Según informó Xataka, El cine actual se mueve bajo una dinámica donde dos proyectos han capturado más del 70% de las ganancias totales del sector. «La Odisea«, basada en la mitología griega, y «Spider-Man: No Way Home», la séptima entrega de la saga de Marvel, han alcanzado más de 100 millones de dólares cada una en ingresos globales. Estas cifras contrastan con el resto del catálogo, donde muchos filmes de producción local o de menores presupuestos quedan en la sombra.

El fenómeno se explica en parte por la concentración de recursos en proyectos con estrellas de Hollywood y efectos visuales de alto impacto. Según datos de la industria, el 60% de los presupuestos globales en 2023 se destinó a películas con actores como Tom Holland o Ryan Reynolds, mientras que el 30% restante se distribuye entre producciones de bajo costo. Esta tendencia ha llevado a una bifurcación en el mercado, donde los filmes de alto presupuesto dominan las taquillas, mientras que los proyectos de menor alcance pierden visibilidad.

¿Qué implica esta polarización para el sector?

La concentración de ingresos en unos pocos proyectos ha generado debates sobre la diversidad en el contenido cinematográfico. En Argentina, donde el cine local enfrenta desafíos como la falta de financiación y la competencia con producciones extranjeras, este fenómeno refuerza la necesidad de políticas públicas que apoyen la producción nacional.

Por ejemplo, en 2023, solo el 12% de las películas argentinas lograron superar los 5 millones de dólares en ingresos, frente al 78% de producciones internacionales. Esta brecha deja en evidencia la dificultad para competir en mercados globales, algo que ha llevado a críticas sobre el modelo actual de financiación. Aunque algunos proyectos locales han logrado éxito, como «The Last Word» (2021) que recaudó 10 millones de dólares, la mayoría sigue siendo marginal en comparación con los filmes de gran presupuesto.

¿Cómo afecta esta tendencia a la industria?

La polarización también está modificando la forma en que se producen y distribuyen las películas.

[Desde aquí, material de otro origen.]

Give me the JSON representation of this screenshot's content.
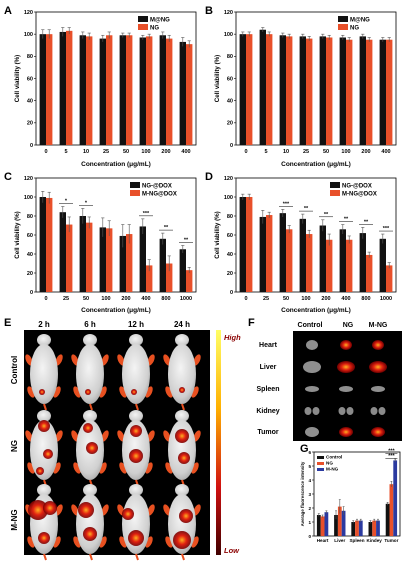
{
  "colors": {
    "black_bar": "#111111",
    "red_bar": "#e8502a",
    "blue_bar": "#2b3aa0"
  },
  "chart_data": [
    {
      "panel": "A",
      "type": "bar",
      "categories": [
        "0",
        "5",
        "10",
        "25",
        "50",
        "100",
        "200",
        "400"
      ],
      "ylabel": "Cell viability (%)",
      "xlabel": "Concentration (μg/mL)",
      "ylim": [
        0,
        120
      ],
      "yticks": [
        0,
        20,
        40,
        60,
        80,
        100,
        120
      ],
      "legend_position": "top-right",
      "series": [
        {
          "name": "M@NG",
          "color": "#111111",
          "values": [
            100,
            102,
            99,
            96,
            99,
            97,
            99,
            93
          ],
          "err": [
            4,
            4,
            3,
            3,
            2,
            2,
            3,
            4
          ]
        },
        {
          "name": "NG",
          "color": "#e8502a",
          "values": [
            100,
            103,
            98,
            99,
            99,
            98,
            96,
            91
          ],
          "err": [
            4,
            3,
            3,
            3,
            2,
            2,
            3,
            3
          ]
        }
      ],
      "annotations": []
    },
    {
      "panel": "B",
      "type": "bar",
      "categories": [
        "0",
        "5",
        "10",
        "25",
        "50",
        "100",
        "200",
        "400"
      ],
      "ylabel": "Cell viability (%)",
      "xlabel": "Concentration (μg/mL)",
      "ylim": [
        0,
        120
      ],
      "yticks": [
        0,
        20,
        40,
        60,
        80,
        100,
        120
      ],
      "legend_position": "top-right",
      "series": [
        {
          "name": "M@NG",
          "color": "#111111",
          "values": [
            100,
            104,
            99,
            98,
            98,
            97,
            98,
            95
          ],
          "err": [
            2,
            2,
            2,
            2,
            2,
            2,
            2,
            2
          ]
        },
        {
          "name": "NG",
          "color": "#e8502a",
          "values": [
            100,
            100,
            98,
            96,
            97,
            95,
            95,
            95
          ],
          "err": [
            2,
            2,
            2,
            2,
            2,
            2,
            2,
            2
          ]
        }
      ],
      "annotations": []
    },
    {
      "panel": "C",
      "type": "bar",
      "categories": [
        "0",
        "25",
        "50",
        "100",
        "200",
        "400",
        "800",
        "1000"
      ],
      "ylabel": "Cell viability (%)",
      "xlabel": "Concentration (μg/mL)",
      "ylim": [
        0,
        120
      ],
      "yticks": [
        0,
        20,
        40,
        60,
        80,
        100,
        120
      ],
      "legend_position": "top-right",
      "series": [
        {
          "name": "NG-@DOX",
          "color": "#111111",
          "values": [
            100,
            84,
            80,
            68,
            59,
            69,
            56,
            45
          ],
          "err": [
            6,
            6,
            8,
            10,
            12,
            8,
            6,
            4
          ]
        },
        {
          "name": "M-NG@DOX",
          "color": "#e8502a",
          "values": [
            99,
            71,
            73,
            67,
            61,
            28,
            30,
            23
          ],
          "err": [
            6,
            8,
            6,
            8,
            10,
            6,
            8,
            3
          ]
        }
      ],
      "annotations": [
        {
          "index": 1,
          "label": "*"
        },
        {
          "index": 2,
          "label": "*"
        },
        {
          "index": 5,
          "label": "***"
        },
        {
          "index": 6,
          "label": "**"
        },
        {
          "index": 7,
          "label": "**"
        }
      ]
    },
    {
      "panel": "D",
      "type": "bar",
      "categories": [
        "0",
        "25",
        "50",
        "100",
        "200",
        "400",
        "800",
        "1000"
      ],
      "ylabel": "Cell viability (%)",
      "xlabel": "Concentration (μg/mL)",
      "ylim": [
        0,
        120
      ],
      "yticks": [
        0,
        20,
        40,
        60,
        80,
        100,
        120
      ],
      "legend_position": "top-right",
      "series": [
        {
          "name": "NG-@DOX",
          "color": "#111111",
          "values": [
            100,
            79,
            83,
            77,
            70,
            66,
            62,
            56
          ],
          "err": [
            3,
            7,
            4,
            5,
            6,
            5,
            6,
            5
          ]
        },
        {
          "name": "M-NG@DOX",
          "color": "#e8502a",
          "values": [
            100,
            81,
            66,
            61,
            55,
            55,
            39,
            28
          ],
          "err": [
            3,
            3,
            4,
            4,
            6,
            4,
            3,
            3
          ]
        }
      ],
      "annotations": [
        {
          "index": 2,
          "label": "***"
        },
        {
          "index": 3,
          "label": "**"
        },
        {
          "index": 4,
          "label": "**"
        },
        {
          "index": 5,
          "label": "**"
        },
        {
          "index": 6,
          "label": "**"
        },
        {
          "index": 7,
          "label": "***"
        }
      ]
    },
    {
      "panel": "G",
      "type": "bar",
      "categories": [
        "Heart",
        "Liver",
        "Spleen",
        "Kindey",
        "Tumor"
      ],
      "ylabel": "Average fluorescence intensity",
      "xlabel": "",
      "ylim": [
        0,
        6
      ],
      "yticks": [
        0,
        1,
        2,
        3,
        4,
        5,
        6
      ],
      "legend_position": "top-left",
      "series": [
        {
          "name": "Control",
          "color": "#111111",
          "values": [
            1.5,
            1.5,
            1.0,
            1.0,
            2.3
          ],
          "err": [
            0.1,
            0.3,
            0.1,
            0.1,
            0.1
          ]
        },
        {
          "name": "NG",
          "color": "#e8502a",
          "values": [
            1.4,
            2.1,
            1.1,
            1.1,
            3.7
          ],
          "err": [
            0.1,
            0.5,
            0.1,
            0.1,
            0.2
          ]
        },
        {
          "name": "M-NG",
          "color": "#2b3aa0",
          "values": [
            1.7,
            1.8,
            1.1,
            1.1,
            5.4
          ],
          "err": [
            0.1,
            0.3,
            0.1,
            0.1,
            0.1
          ]
        }
      ],
      "annotations": [
        {
          "index": 4,
          "label": "***"
        },
        {
          "index": 4,
          "label": "***"
        }
      ]
    }
  ],
  "panel_e": {
    "label": "E",
    "times": [
      "2 h",
      "6 h",
      "12 h",
      "24 h"
    ],
    "rows": [
      "Control",
      "NG",
      "M-NG"
    ],
    "scale_high": "High",
    "scale_low": "Low"
  },
  "panel_f": {
    "label": "F",
    "columns": [
      "Control",
      "NG",
      "M-NG"
    ],
    "organs": [
      "Heart",
      "Liver",
      "Spleen",
      "Kidney",
      "Tumor"
    ]
  }
}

Las empresas de entretenimiento están priorizando proyectos que garantizan altas ganancias, lo que lleva a un ciclo donde los films de bajo riesgo dominan el mercado. En este contexto, el cine argentino enfrenta la necesidad de innovar y encontrar nuevas formas de narrar historias que resuenen en los mercados globales.

Aunque la producción local sigue teniendo un lugar en el catálogo, la falta de recursos y la competencia con producciones extranjeras hacen que su participación en la taquilla sea limitada. Esta situación ha llevado a propuestas de reformas en el sistema de incentivos fiscales y a la búsqueda de alianzas con otras industrias para financiar proyectos que combinen el talento argentino con narrativas de alto impacto.

La concentración de ingresos en pocos proyectos no solo redefine el mercado cinematográfico global, sino que también plantea retos para la industria local. Para seguir siendo relevante, el cine argentino debe encontrar formas de equilibrar la producción de contenido de alto impacto con la necesidad de mantener su identidad cultural.